Uno di questi lo individuerei nell'impossibilità di comunicare tra bambini e adulti (e probabilmente nella difficoltà di comunicare in generale): i tre protagonisti cercano a modo loro di capire quello che succede intorno a loro, ma nonostante si esprimano e ragionino come uomini rimangono dei ragazzini, lasciati soli a confrontarsi con avvenimenti epocali. L'emulazione delle Brigate Rosse finisce così per essere un misto di gioco ed impegno, il tentativo di avere visibilità, di affermare se stessi, di essere colpevoli pur di essere.
Altro tema importante è quello del linguaggio: Nimbo, Raggio e Volo (nomi di battaglia dei tre undicenni) rifiutano quello convenzionale perché espressione di una realtà che vogliono cambiare, per sostituirlo con l'alfamuto, un codice di comunicazione fatto di posture e gesti che utilizzano i simboli della cultura di massa dell'epoca rileggendoli in funzione dei loro scopi, un uso delle forme cambiando i contenuti che esse dovrebbero rappresentare, simile per certi aspetti a quello che facevano Schifano, Angeli, Festa, Rotella, gli artisti della pop-art.

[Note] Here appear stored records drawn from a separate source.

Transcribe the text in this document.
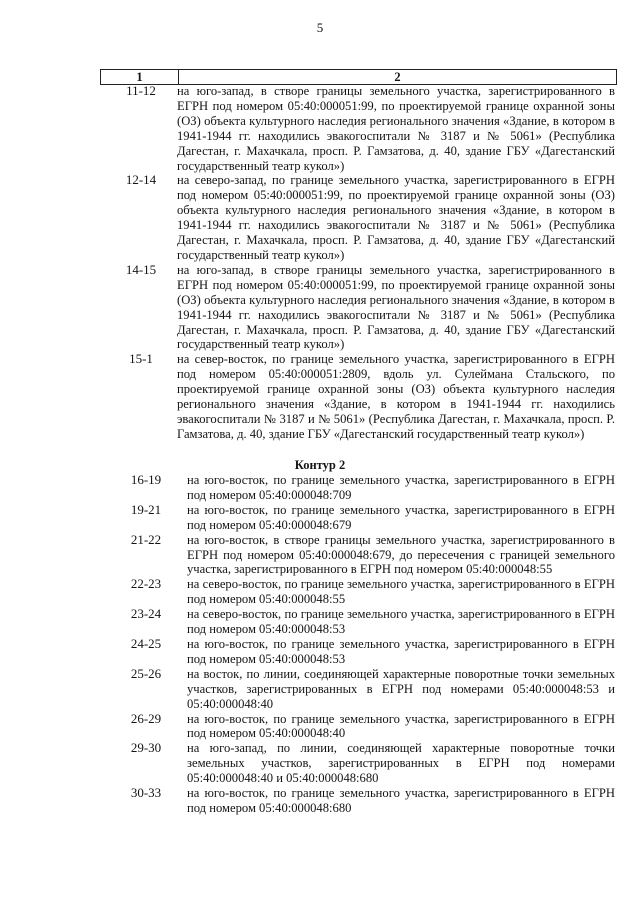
5
1	2
11-12	на юго-запад, в створе границы земельного участка, зарегистрированного в ЕГРН под номером 05:40:000051:99, по проектируемой границе охранной зоны (ОЗ) объекта культурного наследия регионального значения «Здание, в котором в 1941-1944 гг. находились эвакогоспитали № 3187 и № 5061» (Республика Дагестан, г. Махачкала, просп. Р. Гамзатова, д. 40, здание ГБУ «Дагестанский государственный театр кукол»)
12-14	на северо-запад, по границе земельного участка, зарегистрированного в ЕГРН под номером 05:40:000051:99, по проектируемой границе охранной зоны (ОЗ) объекта культурного наследия регионального значения «Здание, в котором в 1941-1944 гг. находились эвакогоспитали № 3187 и № 5061» (Республика Дагестан, г. Махачкала, просп. Р. Гамзатова, д. 40, здание ГБУ «Дагестанский государственный театр кукол»)
14-15	на юго-запад, в створе границы земельного участка, зарегистрированного в ЕГРН под номером 05:40:000051:99, по проектируемой границе охранной зоны (ОЗ) объекта культурного наследия регионального значения «Здание, в котором в 1941-1944 гг. находились эвакогоспитали № 3187 и № 5061» (Республика Дагестан, г. Махачкала, просп. Р. Гамзатова, д. 40, здание ГБУ «Дагестанский государственный театр кукол»)
15-1	на север-восток, по границе земельного участка, зарегистрированного в ЕГРН под номером 05:40:000051:2809, вдоль ул. Сулеймана Стальского, по проектируемой границе охранной зоны (ОЗ) объекта культурного наследия регионального значения «Здание, в котором в 1941-1944 гг. находились эвакогоспитали № 3187 и № 5061» (Республика Дагестан, г. Махачкала, просп. Р. Гамзатова, д. 40, здание ГБУ «Дагестанский государственный театр кукол»)
Контур 2
16-19	на юго-восток, по границе земельного участка, зарегистрированного в ЕГРН под номером 05:40:000048:709
19-21	на юго-восток, по границе земельного участка, зарегистрированного в ЕГРН под номером 05:40:000048:679
21-22	на юго-восток, в створе границы земельного участка, зарегистрированного в ЕГРН под номером 05:40:000048:679, до пересечения с границей земельного участка, зарегистрированного в ЕГРН под номером 05:40:000048:55
22-23	на северо-восток, по границе земельного участка, зарегистрированного в ЕГРН под номером 05:40:000048:55
23-24	на северо-восток, по границе земельного участка, зарегистрированного в ЕГРН под номером 05:40:000048:53
24-25	на юго-восток, по границе земельного участка, зарегистрированного в ЕГРН под номером 05:40:000048:53
25-26	на восток, по линии, соединяющей характерные поворотные точки земельных участков, зарегистрированных в ЕГРН под номерами 05:40:000048:53 и 05:40:000048:40
26-29	на юго-восток, по границе земельного участка, зарегистрированного в ЕГРН под номером 05:40:000048:40
29-30	на юго-запад, по линии, соединяющей характерные поворотные точки земельных участков, зарегистрированных в ЕГРН под номерами 05:40:000048:40 и 05:40:000048:680
30-33	на юго-восток, по границе земельного участка, зарегистрированного в ЕГРН под номером 05:40:000048:680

Il tempo materiale è un romanzo duro e a tratti angoscioso, che procede con andamento sincopato: frasi brevi e ritmo incalzante sottolineano le fasi della narrazione dedicate all'azione, alle malefatte del gruppo, ad esse si alternano monologhi o surreali dialoghi ideali con animali od oggetti in cui il protagonista cerca faticosamente di elaborare quello che sta succedendo e se nella prima parte dell'opera la riflessione precede e prepara l'azione, nella seconda accade l'esatto contrario con Nimbo che fatica a stare dietro a quello che succede, a capire dove sta andando e perché.
Se posso trovare una pecca in quest'opera è che una volta raggiunto il climax, la storia da l'impressione di scivolare verso il finale in maniera un po' troppo rapida. Forse si tratta di una scelta intenzionale dell'autore per rendere al meglio l'idea del precipitare degli eventi, tuttavia mi sembra uno scarto di velocità che stride con l'armonia del racconto. Ancora un'ultima annotazione a proposito del rigore con cui è costruito il romanzo: in certi momenti ho avuto l'impressione di una precisione e di un controllo quasi eccessivi, una sensazione simil-claustrofobica, come se tutto fosse consequenziale, già compreso dentro la trama.
Gusto personale, sia chiaro, infinitesimi granelli di sabbia in un ingranaggio ben rodato. Poca roba per uno tra i romanzi italiani più importanti degli ultimi tempi.